The song titles on John Erik Kaada’s latest album “Closing Statements”, are inspired by historical peoples’ last words. Or, presumed last words – the Norwegian composer and musician suspects that most so-called famous last words are polished slightly to ensure a more memorable exit. “What’s remembered as someone’s final words aren’t necessarily the very last ones. They might have been uttered on the deathbed, but they’ve probably been followed by other, less memorable phrases” says Kaada. ‘Closing Statements’ was released in May and can be enjoyed here – Soho Classical meet him for a few questions:
When did you start playing your instruments and why? When did you discover your interest in composing?
I started playing piano when I was around seven or eight.
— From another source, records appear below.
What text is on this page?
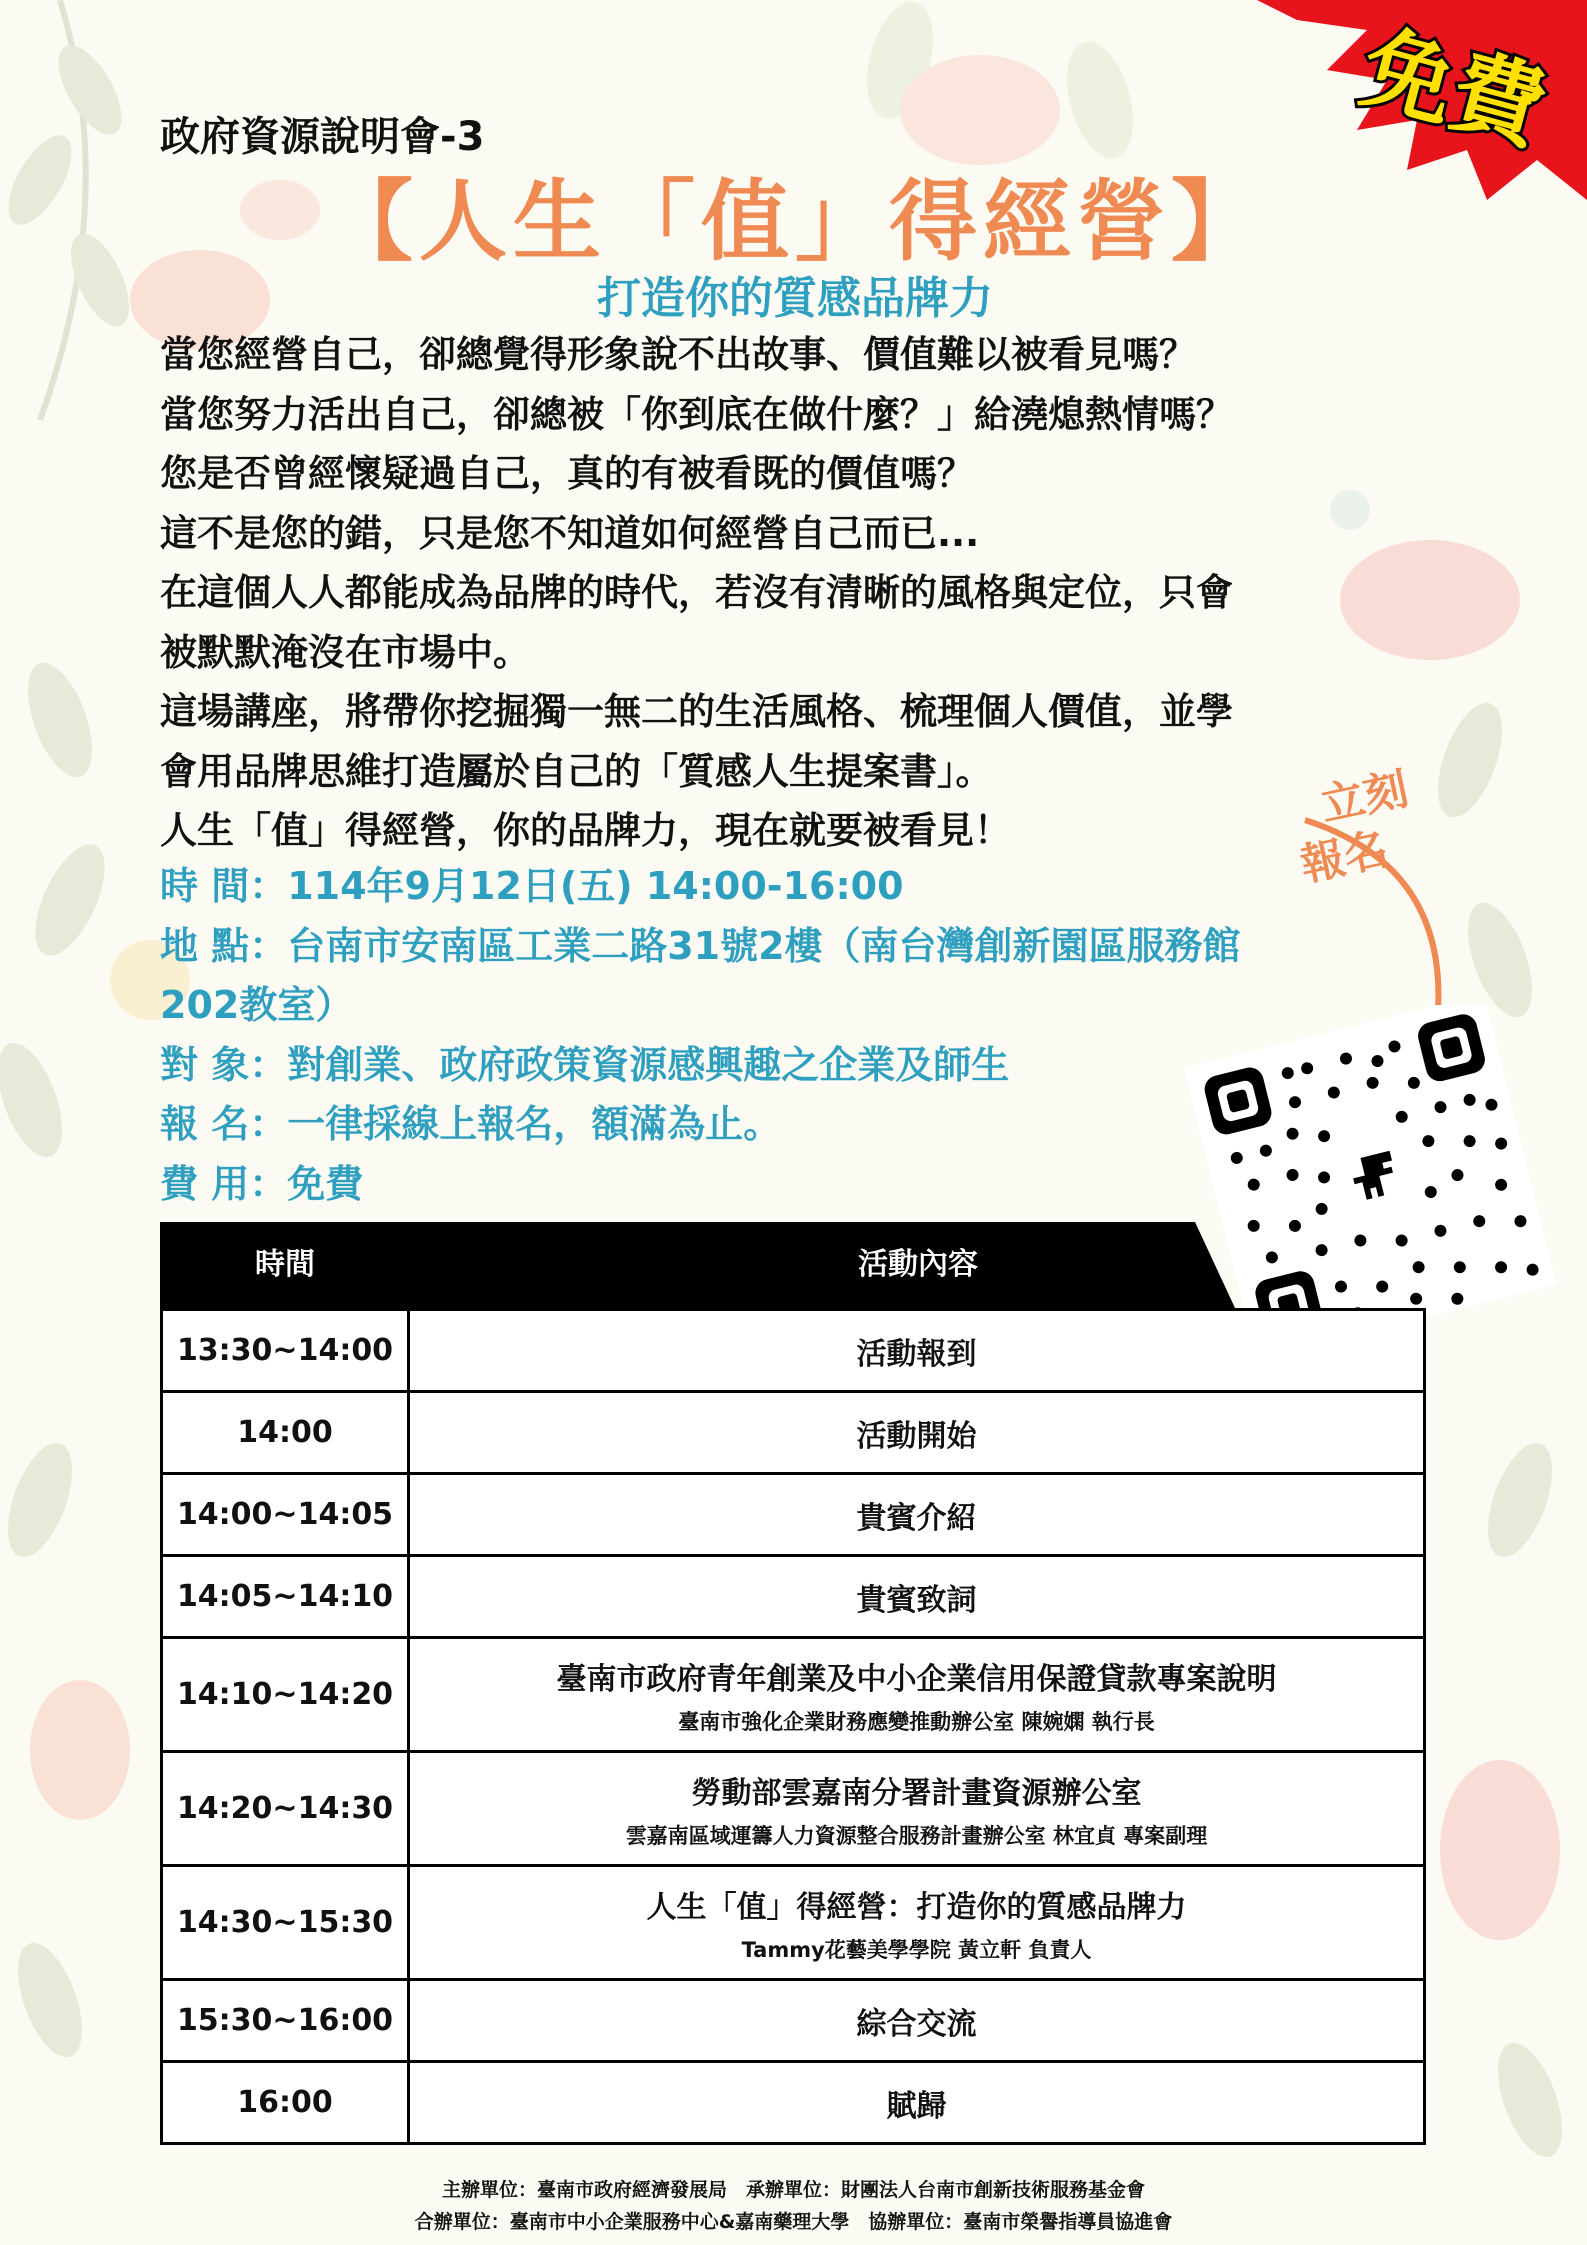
免費
政府資源說明會-3
【人生「值」得經營】
打造你的質感品牌力

當您經營自己，卻總覺得形象說不出故事、價值難以被看見嗎？

當您努力活出自己，卻總被「你到底在做什麼？」給澆熄熱情嗎？

您是否曾經懷疑過自己，真的有被看既的價值嗎？

這不是您的錯，只是您不知道如何經營自己而已...

在這個人人都能成為品牌的時代，若沒有清晰的風格與定位，只會

被默默淹沒在市場中。

這場講座，將帶你挖掘獨一無二的生活風格、梳理個人價值，並學

會用品牌思維打造屬於自己的「質感人生提案書」。

人生「值」得經營，你的品牌力，現在就要被看見！

時 間：114年9月12日(五) 14:00-16:00

地 點：台南市安南區工業二路31號2樓（南台灣創新園區服務館

202教室）

對 象：對創業、政府政策資源感興趣之企業及師生

報 名：一律採線上報名，額滿為止。

費 用：免費

立刻
報名
時間	活動內容
13:30~14:00	活動報到
14:00	活動開始
14:00~14:05	貴賓介紹
14:05~14:10	貴賓致詞
14:10~14:20	臺南市政府青年創業及中小企業信用保證貸款專案說明
臺南市強化企業財務應變推動辦公室 陳婉嫻 執行長

14:20~14:30	勞動部雲嘉南分署計畫資源辦公室
雲嘉南區域運籌人力資源整合服務計畫辦公室 林宜貞 專案副理

14:30~15:30	人生「值」得經營：打造你的質感品牌力
Tammy花藝美學學院 黃立軒 負責人

15:30~16:00	綜合交流
16:00	賦歸

主辦單位：臺南市政府經濟發展局　承辦單位：財團法人台南市創新技術服務基金會

合辦單位：臺南市中小企業服務中心&嘉南藥理大學　協辦單位：臺南市榮譽指導員協進會
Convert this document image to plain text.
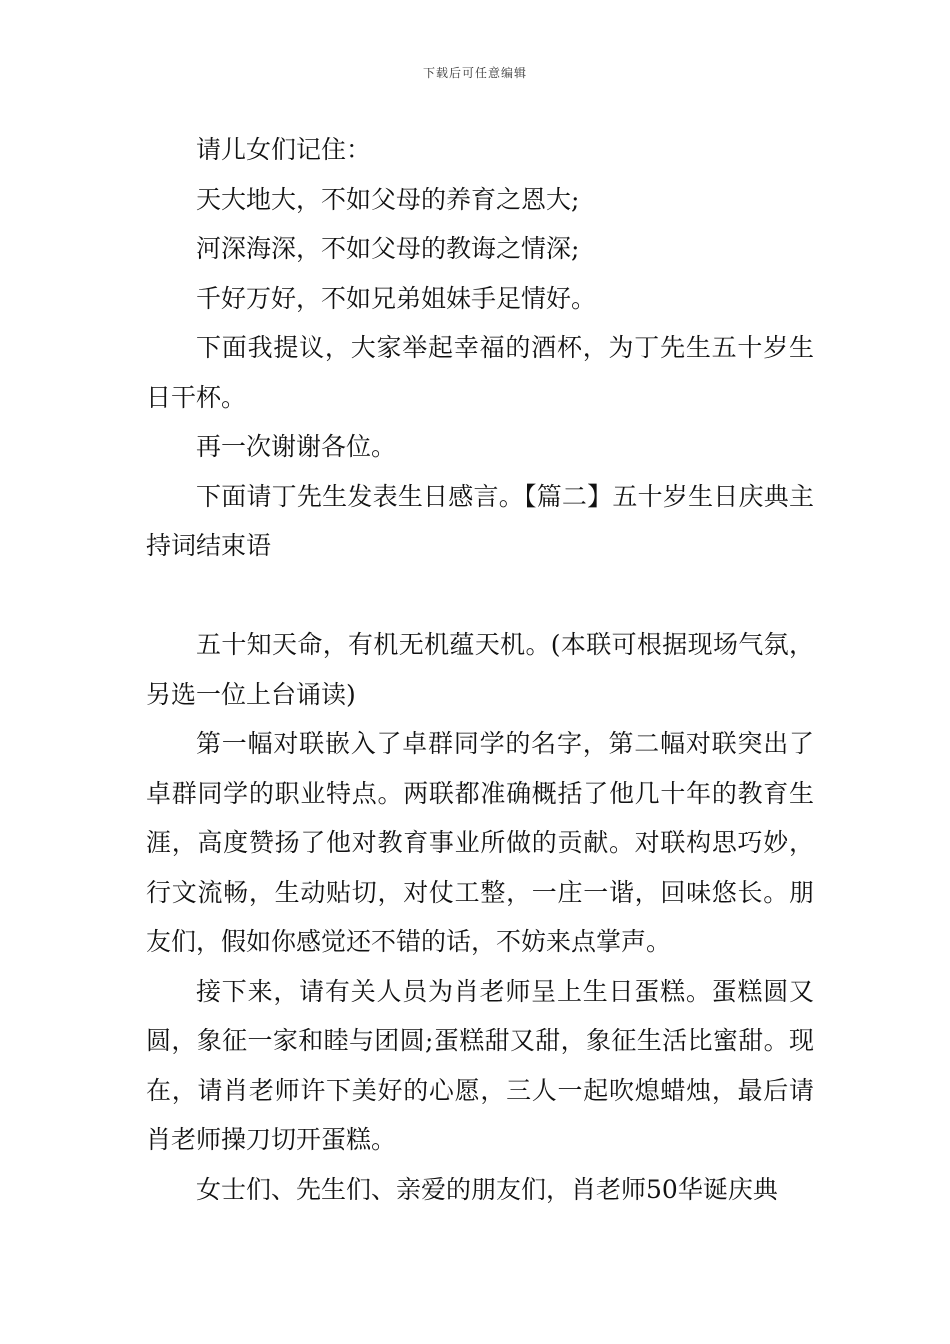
下载后可任意编辑

请儿女们记住：

天大地大，不如父母的养育之恩大;

河深海深，不如父母的教诲之情深;

千好万好，不如兄弟姐妹手足情好。

下面我提议，大家举起幸福的酒杯，为丁先生五十岁生日干杯。

再一次谢谢各位。

下面请丁先生发表生日感言。【篇二】五十岁生日庆典主持词结束语

五十知天命，有机无机蕴天机。(本联可根据现场气氛，另选一位上台诵读)

第一幅对联嵌入了卓群同学的名字，第二幅对联突出了卓群同学的职业特点。两联都准确概括了他几十年的教育生涯，高度赞扬了他对教育事业所做的贡献。对联构思巧妙，行文流畅，生动贴切，对仗工整，一庄一谐，回味悠长。朋友们，假如你感觉还不错的话，不妨来点掌声。

接下来，请有关人员为肖老师呈上生日蛋糕。蛋糕圆又圆，象征一家和睦与团圆;蛋糕甜又甜，象征生活比蜜甜。现在，请肖老师许下美好的心愿，三人一起吹熄蜡烛，最后请肖老师操刀切开蛋糕。

女士们、先生们、亲爱的朋友们，肖老师50华诞庆典
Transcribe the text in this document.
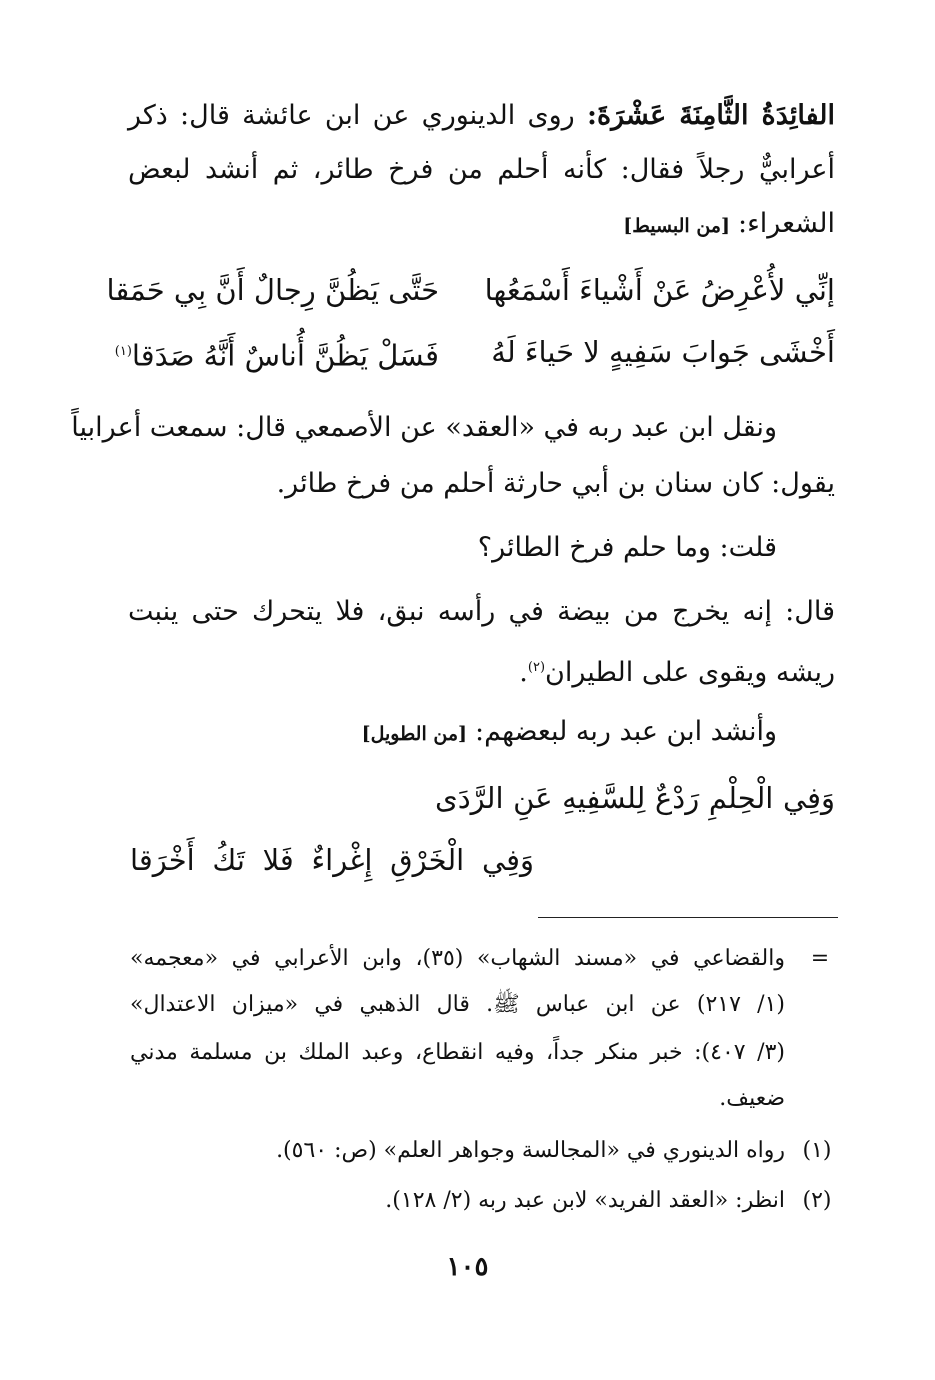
الفائِدَةُ الثَّامِنَةَ عَشْرَةَ: روى الدينوري عن ابن عائشة قال: ذكر
أعرابيٌّ رجلاً فقال: كأنه أحلم من فرخ طائر، ثم أنشد لبعض
الشعراء:[من البسيط]
إنِّي لأُعْرِضُ عَنْ أَشْياءَ أَسْمَعُها
حَتَّى يَظُنَّ رِجالٌ أَنَّ بِي حَمَقا
أَخْشَى جَوابَ سَفِيهٍ لا حَياءَ لَهُ
فَسَلْ يَظُنَّ أُناسٌ أَنَّهُ صَدَقا$^{(١)}$
ونقل ابن عبد ربه في «العقد» عن الأصمعي قال: سمعت أعرابياً
يقول: كان سنان بن أبي حارثة أحلم من فرخ طائر.
قلت: وما حلم فرخ الطائر؟
قال: إنه يخرج من بيضة في رأسه نبق، فلا يتحرك حتى ينبت
ريشه ويقوى على الطيران$^{(٢)}$.
وأنشد ابن عبد ربه لبعضهم:[من الطويل]
وَفِي الْحِلْمِ رَدْعٌ لِلسَّفِيهِ عَنِ الرَّدَى
وَفِي الْخَرْقِ إِغْراءٌ فَلا تَكُ أَخْرَقا
=
والقضاعي في «مسند الشهاب» (٣٥)، وابن الأعرابي في «معجمه»
(١/ ٢١٧) عن ابن عباس ﷺ. قال الذهبي في «ميزان الاعتدال»
(٣/ ٤٠٧): خبر منكر جداً، وفيه انقطاع، وعبد الملك بن مسلمة مدني
ضعيف.
(١)
رواه الدينوري في «المجالسة وجواهر العلم» (ص: ٥٦٠).
(٢)
انظر: «العقد الفريد» لابن عبد ربه (٢/ ١٢٨).
١٠٥
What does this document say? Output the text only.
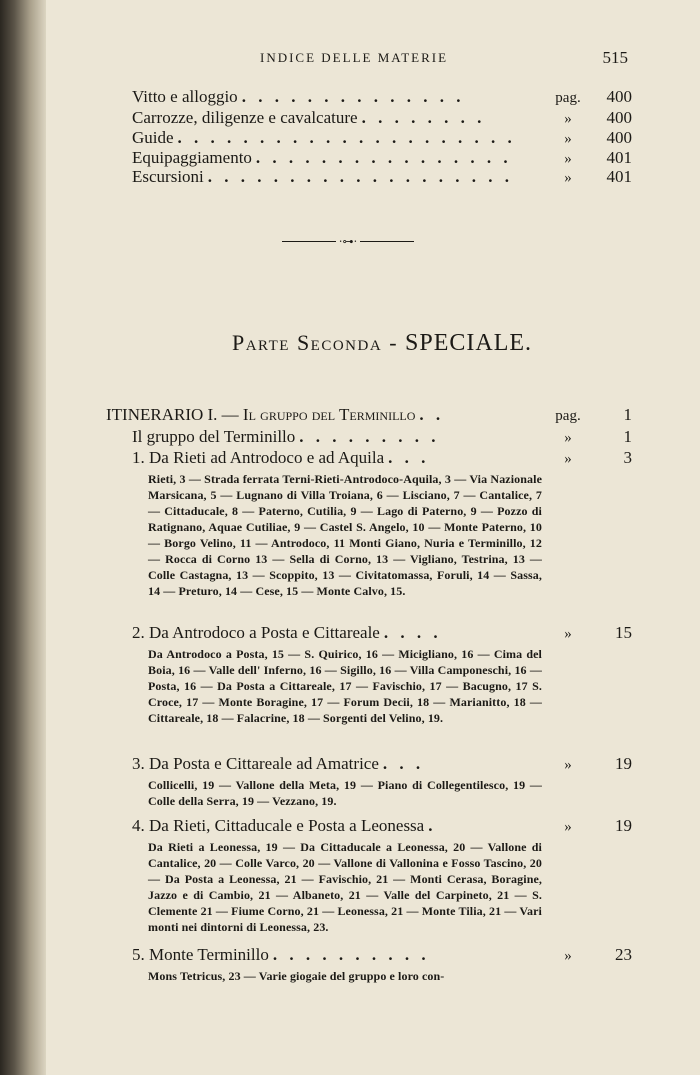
INDICE DELLE MATERIE	515
Vitto e alloggio . . . . . . . . . . . . . .	pag.	400
Carrozze, diligenze e cavalcature . . . . . . . .	»	400
Guide . . . . . . . . . . . . . . . . . . . . .	»	400
Equipaggiamento . . . . . . . . . . . . . . . .	»	401
Escursioni . . . . . . . . . . . . . . . . . . .	»	401
⋅⊶⋅
Parte Seconda - SPECIALE.
ITINERARIO I. — Il gruppo del Terminillo . .	pag.	1
Il gruppo del Terminillo . . . . . . . . .	»	1
1. Da Rieti ad Antrodoco e ad Aquila . . .	»	3
Rieti, 3 — Strada ferrata Terni-Rieti-Antrodoco-Aquila, 3 — Via Nazionale Marsicana, 5 — Lugnano di Villa Troiana, 6 — Lisciano, 7 — Cantalice, 7 — Cittaducale, 8 — Paterno, Cutilia, 9 — Lago di Paterno, 9 — Pozzo di Ratignano, Aquae Cutiliae, 9 — Castel S. Angelo, 10 — Monte Paterno, 10 — Borgo Velino, 11 — Antrodoco, 11 Monti Giano, Nuria e Terminillo, 12 — Rocca di Corno 13 — Sella di Corno, 13 — Vigliano, Testrina, 13 — Colle Castagna, 13 — Scoppito, 13 — Civitatomassa, Foruli, 14 — Sassa, 14 — Preturo, 14 — Cese, 15 — Monte Calvo, 15.
2. Da Antrodoco a Posta e Cittareale . . . .	»	15
Da Antrodoco a Posta, 15 — S. Quirico, 16 — Micigliano, 16 — Cima del Boia, 16 — Valle dell' Inferno, 16 — Sigillo, 16 — Villa Camponeschi, 16 — Posta, 16 — Da Posta a Cittareale, 17 — Favischio, 17 — Bacugno, 17 S. Croce, 17 — Monte Boragine, 17 — Forum Decii, 18 — Marianitto, 18 — Cittareale, 18 — Falacrine, 18 — Sorgenti del Velino, 19.
3. Da Posta e Cittareale ad Amatrice . . .	»	19
Collicelli, 19 — Vallone della Meta, 19 — Piano di Collegentilesco, 19 — Colle della Serra, 19 — Vezzano, 19.
4. Da Rieti, Cittaducale e Posta a Leonessa .	»	19
Da Rieti a Leonessa, 19 — Da Cittaducale a Leonessa, 20 — Vallone di Cantalice, 20 — Colle Varco, 20 — Vallone di Vallonina e Fosso Tascino, 20 — Da Posta a Leonessa, 21 — Favischio, 21 — Monti Cerasa, Boragine, Jazzo e di Cambio, 21 — Albaneto, 21 — Valle del Carpineto, 21 — S. Clemente 21 — Fiume Corno, 21 — Leonessa, 21 — Monte Tilia, 21 — Vari monti nei dintorni di Leonessa, 23.
5. Monte Terminillo . . . . . . . . . .	»	23
Mons Tetricus, 23 — Varie giogaie del gruppo e loro con-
The first years I found more joy in playing pop and rock, but slowly found my way into the classical world through crossover acts like Queen, The Who, ‘Emerson, Lake & Palmer’ and Frank Zappa. The plan was to become a classical pianist, but I found more joy in improvisations. The turning point was around 16, when I started to improvise over classical literature. Trying to make music on the fly in the style of the great masters. Then the route over to composing my own music was not far off.
What is your favourite piece of music for the piano?
My taste changes depending on what I am working on and listening to. I find it too hard to pick favourites. But looking back, it is probably Das Wohltemperierte Clavier I’ve spent most time playing. When I was a student, I tried to learn as many of them as possible by heart. Now it is one of those books that I often pull out of the shelves and play through just for sight-reading and enjoyment. I skip over the ones I don’t like, but there is enough gold in there to keep me occupied.
Describe your musical style in 3 words.
Think I’ll just go with what I am working on at the moment, which is a quirky, charming and sensitive piece. Hope those three words can cover up some of my other works too.
Tell us your first memory of London.
I was playing support for Tomahawk in 2003, and we played at the ‘London forum’. I had bought in a few liters of glitter in which I threw up in the air on our last song called “Thank you for giving me your valuable time”. When the song ended, I still had a cup of glitter left, which I pour over a guy at the front of the stage. He literary lit up the whole place, hahaha. He must have used months to get the stuff out of his clothes.
What is one piece of classical music you couldn’t live without?
A friend of mine recommended an amazing album by Chico Buarque and Ennio Morricone to me this weekend. Ennio Morricone has naturally been one of my orchestrator and composer heros growing up. His arrangements are so full of life, contrast, beauty and inventiveness. I am actually sitting on a balcony in Sardinia, in the town of Alghero, answering these questions. This album is accompanying my stay here, making life better than good.